A) If you look at it just from an emissions point of view, on average it’s 22% reduced emissions from these buildings and those are just UK numbers. If you go to other parts of the world where perhaps energy standards are lower, it’s much higher than that.

Also, in every single one of these projects there will also be reductions around water usage, drainage, enhancements of biodiversity, there will be improved air quality, there will be much less a likelihood of pollution occurring either in the construction process or in the building’s operation. There will be less waste produced during the construction process on all these sites.

In terms of the environmental benefit, there are significant savings and while those savings are different and unique to each project, they are a considerable and broad range of benefits.


A) We are very focused and well in the process of building the next generation of BREEAM products around a number of key principles. Firstly, just tackling the building at one at one site stage of its life isn’t good enough so BREEAM is evolving into a family of schemes that are tailored to deal with different lifecycle stages and different scales of the built environment. We’ve now got products which we’ve had tailored to large infrastructure projects at a national or regional level, we have schemes which are tailored to urban development and urban redevelopment and then at a building level we’ve got design, construction, post-occupancy and in-use. We have a refurbishment and fit-out scheme so that when buildings come up for some sort of improvement we can embed into that process the additional benefits and performance aspects which often get forgotten.

At some point, we will have an end-of-life product. We think in the future, and this hasn’t come yet, there will be a product which will be much more akin to circularity, which is how do you deconstruct a building, or perhaps how do you construct a building to start with so that it’s easily deconstructed at the end so the materials are reused, so you’re really starting to focus on the whole lifecycle of the building to maximise the benefit of the resources utilised and minimise the environmental impact.

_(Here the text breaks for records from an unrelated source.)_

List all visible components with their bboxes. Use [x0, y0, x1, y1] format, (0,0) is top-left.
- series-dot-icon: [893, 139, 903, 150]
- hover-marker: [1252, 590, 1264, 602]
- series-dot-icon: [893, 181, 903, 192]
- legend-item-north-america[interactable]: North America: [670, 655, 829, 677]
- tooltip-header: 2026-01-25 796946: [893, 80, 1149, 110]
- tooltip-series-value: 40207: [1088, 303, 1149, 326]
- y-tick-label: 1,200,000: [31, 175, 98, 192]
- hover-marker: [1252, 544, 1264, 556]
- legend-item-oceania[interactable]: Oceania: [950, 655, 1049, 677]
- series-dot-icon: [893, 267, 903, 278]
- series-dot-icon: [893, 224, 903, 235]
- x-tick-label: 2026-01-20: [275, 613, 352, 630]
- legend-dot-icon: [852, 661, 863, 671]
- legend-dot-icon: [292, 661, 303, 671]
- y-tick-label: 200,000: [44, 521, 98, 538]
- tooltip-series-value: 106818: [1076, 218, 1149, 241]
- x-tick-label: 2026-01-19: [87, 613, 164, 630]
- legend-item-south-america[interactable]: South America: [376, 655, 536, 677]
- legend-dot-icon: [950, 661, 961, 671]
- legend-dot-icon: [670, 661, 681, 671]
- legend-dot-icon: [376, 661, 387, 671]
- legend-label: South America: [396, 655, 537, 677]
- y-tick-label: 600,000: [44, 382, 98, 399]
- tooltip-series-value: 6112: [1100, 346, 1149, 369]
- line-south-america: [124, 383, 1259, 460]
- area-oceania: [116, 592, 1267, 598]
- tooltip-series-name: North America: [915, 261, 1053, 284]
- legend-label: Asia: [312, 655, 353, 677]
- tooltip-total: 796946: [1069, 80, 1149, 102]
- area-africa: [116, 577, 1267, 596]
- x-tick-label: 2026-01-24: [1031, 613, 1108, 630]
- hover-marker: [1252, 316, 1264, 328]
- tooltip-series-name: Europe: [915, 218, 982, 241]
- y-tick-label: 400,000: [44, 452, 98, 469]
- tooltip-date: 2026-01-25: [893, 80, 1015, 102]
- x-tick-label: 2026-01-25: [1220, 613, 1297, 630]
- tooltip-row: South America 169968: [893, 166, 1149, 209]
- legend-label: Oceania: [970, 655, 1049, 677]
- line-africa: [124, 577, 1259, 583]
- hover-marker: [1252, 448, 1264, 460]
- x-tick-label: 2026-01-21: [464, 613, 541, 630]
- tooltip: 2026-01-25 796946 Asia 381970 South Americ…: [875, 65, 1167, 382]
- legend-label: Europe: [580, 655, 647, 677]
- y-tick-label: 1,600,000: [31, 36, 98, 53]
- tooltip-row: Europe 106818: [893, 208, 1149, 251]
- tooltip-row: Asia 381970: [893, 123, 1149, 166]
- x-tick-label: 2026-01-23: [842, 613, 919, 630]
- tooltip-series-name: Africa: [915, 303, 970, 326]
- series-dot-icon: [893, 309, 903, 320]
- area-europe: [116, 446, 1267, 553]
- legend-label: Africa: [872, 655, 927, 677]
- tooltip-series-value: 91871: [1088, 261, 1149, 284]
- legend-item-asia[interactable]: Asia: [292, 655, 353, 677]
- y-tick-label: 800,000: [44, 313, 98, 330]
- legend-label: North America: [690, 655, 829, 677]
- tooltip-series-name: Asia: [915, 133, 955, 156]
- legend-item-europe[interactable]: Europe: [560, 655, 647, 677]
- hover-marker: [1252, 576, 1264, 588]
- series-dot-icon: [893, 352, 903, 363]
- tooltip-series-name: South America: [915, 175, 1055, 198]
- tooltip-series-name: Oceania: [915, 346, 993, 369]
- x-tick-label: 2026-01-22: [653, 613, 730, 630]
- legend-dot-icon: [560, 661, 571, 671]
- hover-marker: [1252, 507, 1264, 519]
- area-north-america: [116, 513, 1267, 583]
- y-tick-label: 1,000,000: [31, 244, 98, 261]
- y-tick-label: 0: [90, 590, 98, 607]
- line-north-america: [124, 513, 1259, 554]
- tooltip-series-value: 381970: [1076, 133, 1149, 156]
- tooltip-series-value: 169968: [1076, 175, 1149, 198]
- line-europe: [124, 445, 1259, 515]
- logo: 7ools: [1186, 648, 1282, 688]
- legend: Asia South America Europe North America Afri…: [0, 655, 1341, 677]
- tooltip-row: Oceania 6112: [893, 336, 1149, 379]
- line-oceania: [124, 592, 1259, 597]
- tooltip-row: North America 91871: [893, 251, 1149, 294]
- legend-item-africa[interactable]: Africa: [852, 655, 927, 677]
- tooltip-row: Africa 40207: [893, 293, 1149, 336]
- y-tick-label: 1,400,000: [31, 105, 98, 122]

Underlying that, we’re seeing huge globalisation on this. This is definitely an export opportunity for the UK; we’ve had a 25-year head start on most of the world on this. British contractors, British designers, British architects and British engineers know how to do this and the global market for these buildings is growing and we know UK supply chains do well and are very competitive when people use these standards – we’re seeing that in China, we’re starting to see that in Eastern Europe and other countries. British firms do well.